Décidément, bien triste jour que ce 31 juillet, qui devrait clôturer le Off dans la joie, et qui, au contraire, avec l’annonce de la disparition de Philippe Avron, nous laisse un goût d’amertume… Cette édition 2010 avait déjà mal commencé, avec le décès de Laurent Terzieff le 3 juillet. Laurent, Philippe, deux immenses comédiens, deux êtres formidables aussi, qui s’en vont et nous laissent un peu plus seuls encore… Qu’ils soient remerciés ici de ce qu’ils ont donné, de toute leur âme, pour le théâtre. Un dernier salut pour eux, sous les étoiles, qu’ils sachent qu’on ne les oubliera pas.

Le Off s’achève ce soir, et avec lui, notre journal qui ferme ses portes également, jusqu’au 1er juillet 2011. Merci d’avoir été si nombreux à nous suivre. Merci de nous avoir contredits, soutenus ou parfois les deux à la fois. Vous nous avez aidés chaque jour à être un peu plus vivants, plus passionnés encore, quelquefois passionnels. Grâce à vous, nous nous sommes efforcés à une cohérence, à une exigence, à une liberté, seules garantes, croyons-nous, de l’efficience d’une critique indépendante et vivace du théâtre à Avignon.

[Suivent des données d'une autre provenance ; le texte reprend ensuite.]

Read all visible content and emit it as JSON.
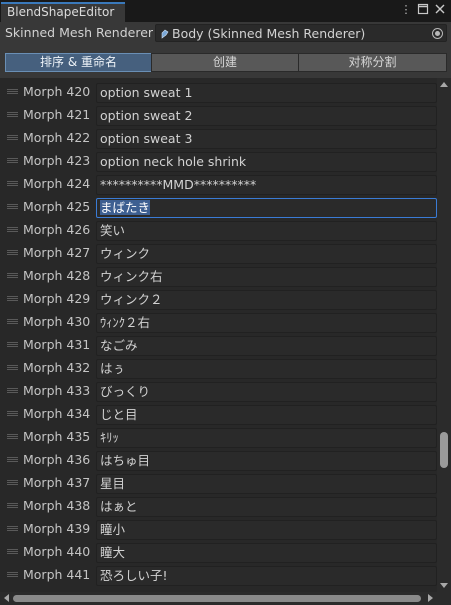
{
  "window": {
    "tab_title": "BlendShapeEditor",
    "menu_icon": "kebab-menu-icon",
    "maximize_icon": "maximize-icon",
    "close_icon": "close-icon"
  },
  "header": {
    "label": "Skinned Mesh Renderer",
    "field_value": "Body (Skinned Mesh Renderer)",
    "field_icon": "skinned-mesh-icon",
    "picker_icon": "object-picker-icon"
  },
  "toolbar": {
    "buttons": [
      {
        "label": "排序 & 重命名",
        "active": true
      },
      {
        "label": "创建",
        "active": false
      },
      {
        "label": "对称分割",
        "active": false
      }
    ]
  },
  "morphs": [
    {
      "label": "Morph 420",
      "value": "option sweat 1"
    },
    {
      "label": "Morph 421",
      "value": "option sweat 2"
    },
    {
      "label": "Morph 422",
      "value": "option sweat 3"
    },
    {
      "label": "Morph 423",
      "value": "option neck hole shrink"
    },
    {
      "label": "Morph 424",
      "value": "**********MMD**********"
    },
    {
      "label": "Morph 425",
      "value": "まばたき",
      "selected": true
    },
    {
      "label": "Morph 426",
      "value": "笑い"
    },
    {
      "label": "Morph 427",
      "value": "ウィンク"
    },
    {
      "label": "Morph 428",
      "value": "ウィンク右"
    },
    {
      "label": "Morph 429",
      "value": "ウィンク２"
    },
    {
      "label": "Morph 430",
      "value": "ｳｨﾝｸ２右"
    },
    {
      "label": "Morph 431",
      "value": "なごみ"
    },
    {
      "label": "Morph 432",
      "value": "はぅ"
    },
    {
      "label": "Morph 433",
      "value": "びっくり"
    },
    {
      "label": "Morph 434",
      "value": "じと目"
    },
    {
      "label": "Morph 435",
      "value": "ｷﾘｯ"
    },
    {
      "label": "Morph 436",
      "value": "はちゅ目"
    },
    {
      "label": "Morph 437",
      "value": "星目"
    },
    {
      "label": "Morph 438",
      "value": "はぁと"
    },
    {
      "label": "Morph 439",
      "value": "瞳小"
    },
    {
      "label": "Morph 440",
      "value": "瞳大"
    },
    {
      "label": "Morph 441",
      "value": "恐ろしい子!"
    }
  ],
  "scrollbars": {
    "vertical_position": 0.72,
    "up_arrow_icon": "scroll-up-arrow-icon",
    "down_arrow_icon": "scroll-down-arrow-icon",
    "left_arrow_icon": "scroll-left-arrow-icon",
    "right_arrow_icon": "scroll-right-arrow-icon"
  },
  "colors": {
    "accent": "#3a79bb",
    "active_tab": "#46607e",
    "background": "#282828"
  }
}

A l’heure des bilans, et, dans la mesure du possible, en évitant toute auto-satisfaction, voici quelques chiffres en vrac : Vous avez été, au plus fort de ce festival, plus de 2000 à nous lire chaque jour. 165 articles ont été publiés, dont une cinquantaine de chroniques-spectacles, sur un peu plus de 70 que nous avons vus, In et Off confondus. Le reste se partageant entre les éditos, les actualités, les billets d’humeur, les papiers expo, musique, lecture et les focus sur tel ou tel artiste. Se rajoutent à ces articles 85 vidéos d’extraits de spectacles, directement accessibles sur le site. Les pages qui ont votre préférence et donc les plus visualisées, sont, sans surprise, le Buzz des Spectacles, le Fil du Off et J’y vais/Je fuis… Enfin, et pour en finir avec cette rébarbative comptabilité, sachez que vous avez été au total 41781 à visiter notre site du 7 au 30 juillet, avec une moyenne de 2,5 visualisations d’article ou de page pour chaque passage.

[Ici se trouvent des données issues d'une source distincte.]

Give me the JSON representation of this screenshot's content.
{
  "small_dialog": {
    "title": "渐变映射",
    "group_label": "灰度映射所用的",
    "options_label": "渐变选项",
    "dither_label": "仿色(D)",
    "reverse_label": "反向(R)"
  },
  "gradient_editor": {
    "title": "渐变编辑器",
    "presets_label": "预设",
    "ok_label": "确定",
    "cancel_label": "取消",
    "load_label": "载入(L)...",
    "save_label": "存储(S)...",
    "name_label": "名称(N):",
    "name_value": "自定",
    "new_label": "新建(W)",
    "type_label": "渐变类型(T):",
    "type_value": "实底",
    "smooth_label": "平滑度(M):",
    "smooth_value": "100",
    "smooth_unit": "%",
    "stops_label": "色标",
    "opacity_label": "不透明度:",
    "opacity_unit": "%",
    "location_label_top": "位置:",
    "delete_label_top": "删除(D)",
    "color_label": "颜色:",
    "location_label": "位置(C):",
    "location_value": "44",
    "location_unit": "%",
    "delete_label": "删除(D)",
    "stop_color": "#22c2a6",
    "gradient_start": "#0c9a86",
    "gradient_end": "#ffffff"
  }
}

Le pari que nous nous étions fixé est largement atteint, au-delà de nos espérances. Sans doute le ton général du Bruit du Off, son indépendance réelle, son irrévérence y sont-ils pour quelque chose… Nous avons, pour notre part, tâché de défendre un théâtre de qualité, sans a-priori, mais sans compromissions, ne perdant jamais de vue que celui-ci n’est jamais aussi fort, que lorsqu’il parle de nous, qu’il nous bouscule dans nos certitudes et nos paresses… Un théâtre qui, sous toutes les formes qu’il revêt, se doit à l’urgence de dire, la nécessité absolue de faire, la liberté de montrer. C’est la conception que nous en avons, et c’est pourquoi, peut-être, paraîssons-nous aussi « difficiles », aussi peu enthousiastes pour les formes mineures du divertissement. Tant pis pour ceux qui n’adhèrent guère à ce credo, pour lesquels tout s’équivaut, toutes les formes sont égales devant l’Art…

L’année prochaine, nous rouvrirons aux mêmes dates, avec une équipe étoffée, afin de couvrir non pas plus, mais mieux ces deux festivals. Dès le 1er juillet, vous nous retrouverez donc, prêts à nous fondre dans la nuit magique d’Avignon, afin de vous en rapporter tous les joyaux. Sans faiblesse ni calcul, avec encore plus de liberté, d’audace, d’indépendance. Merci encore à tous, à très bientôt, et d’ici là, bon été 2010. Qu’il vous soit doux et lumineux.

Eléonor Zastavia, ce 31 juillet.

La fin d’un rêve ?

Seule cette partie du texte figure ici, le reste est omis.